Due to the closure, Victoria turned from a net exporter of power into a net importer, causing a price increase.

As South Australia was reliant on additional Victorian energy, and its prices tied to the state, Victorian price increases had a major flow-on effect on South Australian prices.

Mr Rylah said while the newly installed Tesla battery was providing increased security and reliability for South Australia, it hadn’t been reflected in the markets yet as did coal-fired power coming back online in Queensland.

“When the Queensland government announced that Swanbank E came back into the market, the calendar ’18 financial year contract in Queensland dropped $10 a megawatt hour in about three minutes,” he said.

“I don’t think the batteries have been factored in, as soon as the batteries were charged we didn’t see the forward market drop by $10 as we saw with Swanbank E. The market absorbed that news, and prices haven’t really changed.

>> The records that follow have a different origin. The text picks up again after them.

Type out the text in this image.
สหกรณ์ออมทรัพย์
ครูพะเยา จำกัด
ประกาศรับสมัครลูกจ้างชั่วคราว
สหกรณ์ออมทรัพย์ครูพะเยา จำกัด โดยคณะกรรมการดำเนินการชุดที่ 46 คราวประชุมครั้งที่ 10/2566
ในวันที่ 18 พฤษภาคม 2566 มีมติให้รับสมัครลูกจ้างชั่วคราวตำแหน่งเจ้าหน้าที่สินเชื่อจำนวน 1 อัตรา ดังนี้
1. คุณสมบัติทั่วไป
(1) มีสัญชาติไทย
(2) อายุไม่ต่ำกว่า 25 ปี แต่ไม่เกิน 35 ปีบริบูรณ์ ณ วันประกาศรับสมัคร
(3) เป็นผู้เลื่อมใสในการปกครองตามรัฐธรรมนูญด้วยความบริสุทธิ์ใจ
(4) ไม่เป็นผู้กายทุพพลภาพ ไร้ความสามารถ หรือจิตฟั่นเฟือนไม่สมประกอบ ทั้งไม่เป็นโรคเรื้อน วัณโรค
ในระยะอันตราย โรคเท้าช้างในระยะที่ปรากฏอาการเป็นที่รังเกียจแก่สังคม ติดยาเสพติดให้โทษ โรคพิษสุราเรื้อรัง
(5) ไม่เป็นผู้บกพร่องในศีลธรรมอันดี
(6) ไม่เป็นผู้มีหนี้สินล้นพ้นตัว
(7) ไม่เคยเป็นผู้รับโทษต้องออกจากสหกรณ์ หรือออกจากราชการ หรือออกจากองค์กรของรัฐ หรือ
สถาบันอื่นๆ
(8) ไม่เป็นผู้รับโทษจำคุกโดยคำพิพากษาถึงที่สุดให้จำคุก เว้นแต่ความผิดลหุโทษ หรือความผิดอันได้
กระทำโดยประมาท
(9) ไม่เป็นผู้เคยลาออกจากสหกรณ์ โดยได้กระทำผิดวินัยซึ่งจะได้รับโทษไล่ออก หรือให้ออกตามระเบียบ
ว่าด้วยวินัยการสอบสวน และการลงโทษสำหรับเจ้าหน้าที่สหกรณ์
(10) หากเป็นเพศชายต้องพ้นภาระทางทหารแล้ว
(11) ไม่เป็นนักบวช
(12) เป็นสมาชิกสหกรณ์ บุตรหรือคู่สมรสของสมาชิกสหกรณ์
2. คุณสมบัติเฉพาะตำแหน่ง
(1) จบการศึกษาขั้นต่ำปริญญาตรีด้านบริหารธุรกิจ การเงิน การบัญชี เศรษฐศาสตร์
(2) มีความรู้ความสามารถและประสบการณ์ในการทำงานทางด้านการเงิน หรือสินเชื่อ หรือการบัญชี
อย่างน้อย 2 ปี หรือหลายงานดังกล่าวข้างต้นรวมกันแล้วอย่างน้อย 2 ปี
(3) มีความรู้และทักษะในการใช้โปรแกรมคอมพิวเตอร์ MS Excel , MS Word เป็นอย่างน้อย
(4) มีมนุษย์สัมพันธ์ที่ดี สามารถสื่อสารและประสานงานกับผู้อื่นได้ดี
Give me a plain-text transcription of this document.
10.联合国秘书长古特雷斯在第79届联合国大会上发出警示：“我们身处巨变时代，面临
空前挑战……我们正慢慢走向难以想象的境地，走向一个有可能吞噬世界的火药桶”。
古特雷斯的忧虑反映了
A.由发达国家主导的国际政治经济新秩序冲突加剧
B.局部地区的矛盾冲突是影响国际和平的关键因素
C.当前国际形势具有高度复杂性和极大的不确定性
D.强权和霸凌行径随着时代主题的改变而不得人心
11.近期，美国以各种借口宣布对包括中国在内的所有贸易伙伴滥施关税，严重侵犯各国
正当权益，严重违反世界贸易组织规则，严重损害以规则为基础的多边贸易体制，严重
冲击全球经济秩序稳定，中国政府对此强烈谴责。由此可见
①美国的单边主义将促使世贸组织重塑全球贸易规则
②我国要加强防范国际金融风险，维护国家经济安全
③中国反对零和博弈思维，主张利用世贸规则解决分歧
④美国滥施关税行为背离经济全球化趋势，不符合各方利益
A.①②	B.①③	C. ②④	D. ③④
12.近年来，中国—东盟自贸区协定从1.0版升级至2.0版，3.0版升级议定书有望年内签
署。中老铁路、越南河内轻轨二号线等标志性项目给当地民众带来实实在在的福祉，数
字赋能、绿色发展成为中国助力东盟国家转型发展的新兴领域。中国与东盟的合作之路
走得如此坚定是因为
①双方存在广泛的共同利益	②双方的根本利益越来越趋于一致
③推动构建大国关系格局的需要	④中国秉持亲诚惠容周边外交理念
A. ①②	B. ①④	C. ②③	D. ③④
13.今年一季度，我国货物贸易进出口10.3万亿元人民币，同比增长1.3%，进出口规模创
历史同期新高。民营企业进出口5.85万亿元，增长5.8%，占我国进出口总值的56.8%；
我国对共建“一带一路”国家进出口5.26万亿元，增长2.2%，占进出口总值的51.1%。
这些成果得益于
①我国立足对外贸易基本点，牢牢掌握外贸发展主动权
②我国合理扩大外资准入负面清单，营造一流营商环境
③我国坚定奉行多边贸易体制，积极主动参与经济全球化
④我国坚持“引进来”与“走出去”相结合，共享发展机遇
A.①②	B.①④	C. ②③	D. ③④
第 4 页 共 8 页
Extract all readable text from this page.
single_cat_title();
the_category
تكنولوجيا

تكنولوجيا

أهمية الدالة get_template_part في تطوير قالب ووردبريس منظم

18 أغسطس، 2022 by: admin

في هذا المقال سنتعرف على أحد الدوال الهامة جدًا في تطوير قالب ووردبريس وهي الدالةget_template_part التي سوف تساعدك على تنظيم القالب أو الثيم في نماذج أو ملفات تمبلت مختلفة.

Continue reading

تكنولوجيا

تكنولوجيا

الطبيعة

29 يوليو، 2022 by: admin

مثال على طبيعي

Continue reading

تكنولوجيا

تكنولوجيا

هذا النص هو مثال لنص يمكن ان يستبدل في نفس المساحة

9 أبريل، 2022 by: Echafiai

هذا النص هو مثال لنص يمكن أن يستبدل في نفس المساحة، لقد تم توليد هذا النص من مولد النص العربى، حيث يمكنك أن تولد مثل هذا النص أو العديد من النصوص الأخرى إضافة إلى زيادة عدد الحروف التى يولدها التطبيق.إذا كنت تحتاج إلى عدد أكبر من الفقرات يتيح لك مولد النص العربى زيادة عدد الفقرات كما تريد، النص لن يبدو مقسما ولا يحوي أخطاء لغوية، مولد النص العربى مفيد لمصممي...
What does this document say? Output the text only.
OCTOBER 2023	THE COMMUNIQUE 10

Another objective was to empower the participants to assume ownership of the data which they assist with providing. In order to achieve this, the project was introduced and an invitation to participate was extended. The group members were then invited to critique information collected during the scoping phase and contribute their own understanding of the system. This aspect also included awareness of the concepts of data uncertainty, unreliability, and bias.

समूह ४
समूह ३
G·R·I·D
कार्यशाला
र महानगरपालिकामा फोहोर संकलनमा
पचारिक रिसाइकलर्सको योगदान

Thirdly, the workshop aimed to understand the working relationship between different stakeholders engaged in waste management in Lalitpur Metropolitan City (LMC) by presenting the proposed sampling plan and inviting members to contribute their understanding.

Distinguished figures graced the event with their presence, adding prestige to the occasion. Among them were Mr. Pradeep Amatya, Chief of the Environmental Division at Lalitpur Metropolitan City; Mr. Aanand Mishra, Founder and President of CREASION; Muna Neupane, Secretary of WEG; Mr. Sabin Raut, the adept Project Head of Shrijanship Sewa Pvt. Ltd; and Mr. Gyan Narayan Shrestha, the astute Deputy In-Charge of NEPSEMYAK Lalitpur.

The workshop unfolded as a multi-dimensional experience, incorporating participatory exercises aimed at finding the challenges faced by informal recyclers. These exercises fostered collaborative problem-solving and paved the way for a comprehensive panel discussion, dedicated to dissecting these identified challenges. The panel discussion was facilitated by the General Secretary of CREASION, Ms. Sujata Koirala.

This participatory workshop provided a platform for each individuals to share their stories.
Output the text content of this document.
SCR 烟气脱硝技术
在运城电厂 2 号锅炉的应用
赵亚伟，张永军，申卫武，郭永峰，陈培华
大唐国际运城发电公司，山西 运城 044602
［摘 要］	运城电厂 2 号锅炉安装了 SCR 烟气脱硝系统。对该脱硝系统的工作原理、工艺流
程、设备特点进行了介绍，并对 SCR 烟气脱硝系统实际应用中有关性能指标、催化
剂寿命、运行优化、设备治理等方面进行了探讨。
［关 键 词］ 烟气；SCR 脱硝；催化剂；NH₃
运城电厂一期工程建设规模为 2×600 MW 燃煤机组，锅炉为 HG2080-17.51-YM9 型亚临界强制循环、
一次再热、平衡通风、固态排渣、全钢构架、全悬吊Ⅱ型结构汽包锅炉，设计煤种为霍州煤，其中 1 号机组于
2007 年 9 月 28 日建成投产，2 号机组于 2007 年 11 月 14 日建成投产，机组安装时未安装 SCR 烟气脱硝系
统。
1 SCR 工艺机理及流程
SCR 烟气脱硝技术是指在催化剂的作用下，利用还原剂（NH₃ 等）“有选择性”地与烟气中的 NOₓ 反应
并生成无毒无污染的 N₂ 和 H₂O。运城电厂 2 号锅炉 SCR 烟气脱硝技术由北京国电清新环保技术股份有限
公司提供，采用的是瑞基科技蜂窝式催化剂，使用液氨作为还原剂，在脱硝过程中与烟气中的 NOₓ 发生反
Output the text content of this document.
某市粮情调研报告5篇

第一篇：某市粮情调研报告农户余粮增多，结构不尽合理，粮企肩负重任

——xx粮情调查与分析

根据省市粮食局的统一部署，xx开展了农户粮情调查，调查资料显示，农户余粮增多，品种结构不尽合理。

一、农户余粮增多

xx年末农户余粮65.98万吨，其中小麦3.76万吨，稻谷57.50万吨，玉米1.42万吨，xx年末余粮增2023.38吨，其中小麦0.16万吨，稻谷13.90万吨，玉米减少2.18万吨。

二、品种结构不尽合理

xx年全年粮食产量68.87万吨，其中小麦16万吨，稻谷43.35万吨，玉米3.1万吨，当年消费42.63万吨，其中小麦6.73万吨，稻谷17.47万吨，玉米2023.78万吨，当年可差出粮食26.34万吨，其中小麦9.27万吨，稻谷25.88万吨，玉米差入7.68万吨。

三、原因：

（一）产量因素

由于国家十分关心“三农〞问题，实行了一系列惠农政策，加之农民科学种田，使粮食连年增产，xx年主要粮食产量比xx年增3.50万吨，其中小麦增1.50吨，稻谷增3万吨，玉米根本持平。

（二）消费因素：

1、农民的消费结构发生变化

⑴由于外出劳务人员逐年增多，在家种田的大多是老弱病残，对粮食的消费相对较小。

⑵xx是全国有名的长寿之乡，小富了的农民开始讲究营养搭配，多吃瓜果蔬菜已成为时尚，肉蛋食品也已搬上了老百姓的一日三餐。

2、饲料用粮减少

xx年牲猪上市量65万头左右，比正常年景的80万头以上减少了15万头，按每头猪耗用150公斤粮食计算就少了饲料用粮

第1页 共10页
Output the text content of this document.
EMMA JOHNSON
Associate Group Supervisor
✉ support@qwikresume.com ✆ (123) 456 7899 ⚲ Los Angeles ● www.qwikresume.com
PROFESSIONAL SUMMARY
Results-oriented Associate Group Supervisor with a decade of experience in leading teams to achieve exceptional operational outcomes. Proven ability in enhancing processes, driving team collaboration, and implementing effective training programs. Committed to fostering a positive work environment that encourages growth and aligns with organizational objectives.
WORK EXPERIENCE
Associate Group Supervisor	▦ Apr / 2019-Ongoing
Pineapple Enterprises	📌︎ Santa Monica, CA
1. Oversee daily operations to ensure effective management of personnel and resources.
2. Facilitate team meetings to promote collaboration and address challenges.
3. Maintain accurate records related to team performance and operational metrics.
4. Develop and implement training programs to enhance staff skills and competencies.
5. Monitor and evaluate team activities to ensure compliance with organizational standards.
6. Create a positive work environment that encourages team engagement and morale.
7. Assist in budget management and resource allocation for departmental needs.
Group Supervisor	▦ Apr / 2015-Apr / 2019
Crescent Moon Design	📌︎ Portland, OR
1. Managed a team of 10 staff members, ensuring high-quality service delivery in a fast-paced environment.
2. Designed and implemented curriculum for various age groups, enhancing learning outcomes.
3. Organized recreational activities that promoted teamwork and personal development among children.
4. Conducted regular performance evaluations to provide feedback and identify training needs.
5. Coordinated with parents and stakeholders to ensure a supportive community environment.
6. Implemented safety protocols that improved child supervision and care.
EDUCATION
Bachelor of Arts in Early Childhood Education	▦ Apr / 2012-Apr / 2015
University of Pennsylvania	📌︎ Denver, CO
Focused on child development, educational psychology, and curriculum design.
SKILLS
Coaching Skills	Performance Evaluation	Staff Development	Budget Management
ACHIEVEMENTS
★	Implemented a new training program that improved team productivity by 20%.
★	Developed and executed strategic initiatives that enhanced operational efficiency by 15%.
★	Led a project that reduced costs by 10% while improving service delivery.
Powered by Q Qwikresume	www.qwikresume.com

“What the market pricing is saying is ‘we’re in for a rough ride this summer, but we think things will get sorted out by the time we get to the following summer’.”

Mr Rylah said the public view of the energy market needed to change, which would remove some of the energy shock at massive price movements.

“The energy market, particularly the electricity market, has always been a commodity market; when we started the NEM it was a spot market and a hedge market, it has always been a commodity market, just with extremely low volatility,” Mr Rylah said.

“What we’re seeing now is a commodity market with true volatility. Everyone has been quite complacent as we have been living in a world of low volatility … we’re now dealing with the real volatility of the market.”